For me, it all goes back to two principles: tight focus, and increased communication. As a change agent, I need to carve out time each week to focus on one small, incremental change that I can make to increase efficiencies; for example, I’m currently working on developing a standard postmortem practice for tracking issues with our business service (using this free guide from VictorOps). The point is that I may not have opportunity to make sweeping changes, but I can do a little bit at a time (and encourage my team to do so as well).
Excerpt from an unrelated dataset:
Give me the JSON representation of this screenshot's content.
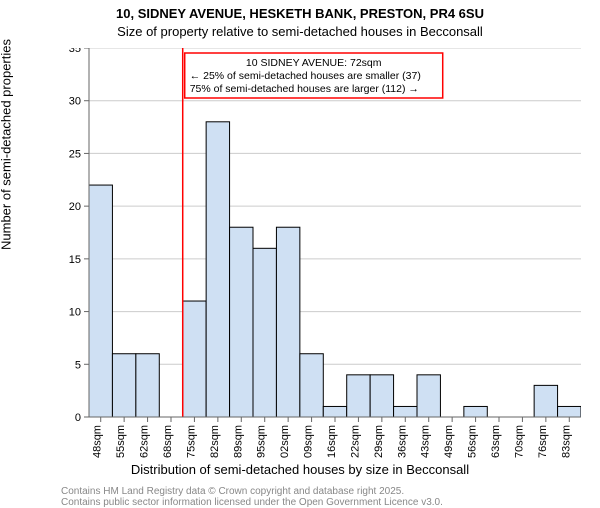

  1. Compliance is a constraint.

Working in the financial industry brings some unique challenges to implementing DevOps; while philosophically the ideal DevOps process is to build automation pipelines from development through deployment, regulatory policies are written to dictate separation and control between environments. The thicker the wall, the more likely you are to successfully pass an audit, but those walls make it tough to attain rapid development. If your developers have one set of goals (deploy new features) and your operations team have another (keep the system stable with few changes), you’ve got to figure out a way to reconcile those.

Communication is key, and that includes have a common issue tracking system to report operational issues to development as soon as they occur; I don’t manage the developers in my business unit, so I can’t set their priorities. But I can make them aware of the pain points, and the expenses associated with those struggles. I can also find ways to make our infrastructure more predictable so that developers can develop code faster, and our QA teams can automate tests with some assurance. It’s tough, but it’s my goals.

Summary

I realize that this post may not be that insightful, but I’m looking at it as an effort to keep writing and thinking about these issues. Expect more from me in the future as I continue to try and learn something new.